Trost und Hoffnung für Zion

 14  Zion sagt: "Jahwe hat mich verlassen, / vergessen hat mich der Herr!"  15  "Kann eine Frau denn ihren Säugling vergessen, / eine Mutter ihren leiblichen Sohn? / Und selbst wenn sie ihn vergessen könnte, / ich vergesse dich nie! (1.Kön. 3,26; Jer. 31,20)  16  In beide Handflächen habe ich dich eingraviert, / deine Mauern stehen immer vor mir.  17  Schon eilen deine Söhne herbei, / und die dich zerstört und verwüstet haben, ziehen davon.  18  Blick doch auf und schau dich um: / Alle versammeln sich und kommen zu dir! / So wahr ich lebe", spricht Jahwe, / "du wirst sie anlegen wie einen Schmuck, / wirst dich mit ihnen schmücken wie eine Braut. (Jes. 60,4)  19  Denn deine Trümmerstätten und Einöden, / dein verwüstetes Land wird jetzt für seine Bewohner zu eng, / denn die dich vernichten wollten, sind weit weg.  20  Ja, du warst kinderlos, / doch bald sagen deine Kinder zu dir: / 'Uns wird es hier zu eng. / Schaffe uns mehr Platz!' (Jes. 54,1)  21  Erstaunt wirst du dich fragen: / 'Wer hat mir diese Kinder geboren? / Man hat mir doch meine geraubt, / und ich konnte keine weiteren gebären! / Ich war verstoßen und verbannt. / Wer hat diese hier denn großgezogen? / Ich war doch ganz allein. / Wo kommen sie nur her?'"

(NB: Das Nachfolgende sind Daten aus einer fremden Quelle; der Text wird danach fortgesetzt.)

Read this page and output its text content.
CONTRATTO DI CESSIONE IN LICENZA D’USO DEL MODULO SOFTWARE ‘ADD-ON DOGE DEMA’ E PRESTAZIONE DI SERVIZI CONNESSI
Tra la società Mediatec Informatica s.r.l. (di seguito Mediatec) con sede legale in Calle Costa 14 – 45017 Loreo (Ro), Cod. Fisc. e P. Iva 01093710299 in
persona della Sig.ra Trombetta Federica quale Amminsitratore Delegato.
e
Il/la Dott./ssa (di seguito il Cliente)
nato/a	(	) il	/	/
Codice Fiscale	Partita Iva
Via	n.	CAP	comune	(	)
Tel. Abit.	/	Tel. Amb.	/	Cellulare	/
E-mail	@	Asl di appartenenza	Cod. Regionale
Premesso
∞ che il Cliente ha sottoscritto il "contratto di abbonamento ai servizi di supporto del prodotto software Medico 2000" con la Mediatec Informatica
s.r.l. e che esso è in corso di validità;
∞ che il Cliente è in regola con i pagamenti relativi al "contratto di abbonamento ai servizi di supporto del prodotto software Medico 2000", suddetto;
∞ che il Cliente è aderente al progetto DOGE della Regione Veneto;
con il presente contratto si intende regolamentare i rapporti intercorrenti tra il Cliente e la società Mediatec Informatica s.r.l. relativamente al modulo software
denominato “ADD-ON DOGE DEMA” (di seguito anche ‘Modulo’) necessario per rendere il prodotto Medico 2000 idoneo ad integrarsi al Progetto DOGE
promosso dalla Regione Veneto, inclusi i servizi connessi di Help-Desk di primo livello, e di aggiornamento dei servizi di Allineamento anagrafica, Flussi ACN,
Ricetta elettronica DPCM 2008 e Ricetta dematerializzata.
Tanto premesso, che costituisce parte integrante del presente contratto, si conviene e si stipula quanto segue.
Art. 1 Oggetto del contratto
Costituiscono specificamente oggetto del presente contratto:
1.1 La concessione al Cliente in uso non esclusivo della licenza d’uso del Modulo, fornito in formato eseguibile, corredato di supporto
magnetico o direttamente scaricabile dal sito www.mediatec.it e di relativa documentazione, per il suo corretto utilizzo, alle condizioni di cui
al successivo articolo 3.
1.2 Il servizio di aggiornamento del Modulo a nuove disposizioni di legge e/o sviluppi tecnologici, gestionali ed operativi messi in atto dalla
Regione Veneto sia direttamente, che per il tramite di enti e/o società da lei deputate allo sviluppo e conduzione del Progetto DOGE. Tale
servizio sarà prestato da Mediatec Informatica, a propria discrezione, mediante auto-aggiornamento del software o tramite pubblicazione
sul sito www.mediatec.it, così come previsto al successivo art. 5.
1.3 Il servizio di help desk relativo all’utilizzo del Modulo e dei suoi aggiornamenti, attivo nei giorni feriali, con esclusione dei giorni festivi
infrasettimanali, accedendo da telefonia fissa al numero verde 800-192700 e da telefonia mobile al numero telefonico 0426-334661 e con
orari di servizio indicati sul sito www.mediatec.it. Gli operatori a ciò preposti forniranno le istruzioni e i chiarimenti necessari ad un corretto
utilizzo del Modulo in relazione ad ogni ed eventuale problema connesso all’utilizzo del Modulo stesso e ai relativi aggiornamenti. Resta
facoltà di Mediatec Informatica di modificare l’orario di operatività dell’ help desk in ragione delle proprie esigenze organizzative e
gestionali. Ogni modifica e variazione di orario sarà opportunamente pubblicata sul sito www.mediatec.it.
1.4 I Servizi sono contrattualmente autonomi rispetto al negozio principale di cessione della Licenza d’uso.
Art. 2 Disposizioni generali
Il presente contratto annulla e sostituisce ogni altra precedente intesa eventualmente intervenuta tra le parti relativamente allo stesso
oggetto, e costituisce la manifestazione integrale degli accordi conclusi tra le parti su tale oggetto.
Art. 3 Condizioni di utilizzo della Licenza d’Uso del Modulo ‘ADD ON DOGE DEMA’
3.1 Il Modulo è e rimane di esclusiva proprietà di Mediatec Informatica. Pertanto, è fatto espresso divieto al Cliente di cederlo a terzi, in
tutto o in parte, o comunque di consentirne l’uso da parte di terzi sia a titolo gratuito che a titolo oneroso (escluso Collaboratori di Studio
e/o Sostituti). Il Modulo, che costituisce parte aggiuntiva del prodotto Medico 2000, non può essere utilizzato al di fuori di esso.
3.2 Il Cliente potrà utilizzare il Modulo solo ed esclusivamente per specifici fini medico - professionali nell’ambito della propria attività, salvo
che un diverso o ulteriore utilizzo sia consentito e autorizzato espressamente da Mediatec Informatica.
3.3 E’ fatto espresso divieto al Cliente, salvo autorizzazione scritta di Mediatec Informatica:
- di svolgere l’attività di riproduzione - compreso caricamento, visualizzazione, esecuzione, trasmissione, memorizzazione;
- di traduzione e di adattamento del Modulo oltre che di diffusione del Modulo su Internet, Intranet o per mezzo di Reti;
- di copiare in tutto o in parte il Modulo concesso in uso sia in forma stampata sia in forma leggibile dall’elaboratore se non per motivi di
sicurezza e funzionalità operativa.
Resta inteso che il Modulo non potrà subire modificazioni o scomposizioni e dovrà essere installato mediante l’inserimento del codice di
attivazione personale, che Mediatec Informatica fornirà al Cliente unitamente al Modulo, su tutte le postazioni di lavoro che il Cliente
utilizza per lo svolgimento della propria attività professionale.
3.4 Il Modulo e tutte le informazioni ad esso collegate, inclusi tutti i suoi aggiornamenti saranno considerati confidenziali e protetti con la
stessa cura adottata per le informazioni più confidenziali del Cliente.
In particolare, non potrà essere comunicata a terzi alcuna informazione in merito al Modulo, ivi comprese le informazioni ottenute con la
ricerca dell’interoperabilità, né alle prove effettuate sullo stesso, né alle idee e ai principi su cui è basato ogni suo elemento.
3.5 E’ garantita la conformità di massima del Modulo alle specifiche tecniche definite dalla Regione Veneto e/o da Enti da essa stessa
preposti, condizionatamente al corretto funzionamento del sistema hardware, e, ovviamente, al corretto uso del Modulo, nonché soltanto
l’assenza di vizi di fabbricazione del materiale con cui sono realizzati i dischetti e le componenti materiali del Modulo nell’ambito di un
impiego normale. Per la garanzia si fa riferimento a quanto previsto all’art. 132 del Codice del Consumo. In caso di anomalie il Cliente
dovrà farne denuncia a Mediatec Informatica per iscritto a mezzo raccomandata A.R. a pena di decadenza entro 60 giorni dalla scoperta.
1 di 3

 22  So spricht Jahwe, mein Herr: / "Seht, ich hebe vor den Völkern die Hand / und stelle mein Feldzeichen für sie auf. / Und sie bringen auf den Armen deine Söhne herbei, / auf den Schultern tragen sie deine Töchter zu dir. (Jes. 60,4)  23  Könige werden deine Betreuer sein / und Fürstinnen Ammen für dich. / Mit dem Gesicht auf der Erde ehren sie dich, / küssen den Staub deiner Füße. / Dann wirst du erkennen, dass ich, Jahwe, es bin. / Niemand wird enttäuscht, der mir vertraut." (Jes. 60,16; Ps. 72,9; Micha 7,17)

 24  "Kann man dem Starken die Beute wegnehmen?", / fragst du. "Kann der Fang eines Tyrannen entkommen?"  25  Ja, denn so spricht Jahwe: / "Auch einem Starken nimmt man den Gefangenen weg, / und die Beute des Tyrannen entkommt. / Wer dich angreift, den greife ich an, / und deine Kinder rette ich. (Matth. 12,29)  26  Deine Peiniger speise ich mit ihrem eigenen Fleisch / und mache sie betrunken mit dem eigenen Blut. / Dann werden alle Menschen erkennen, dass ich, Jahwe, dein Retter bin, / der mächtige Gott Jakobs, / der dich befreit."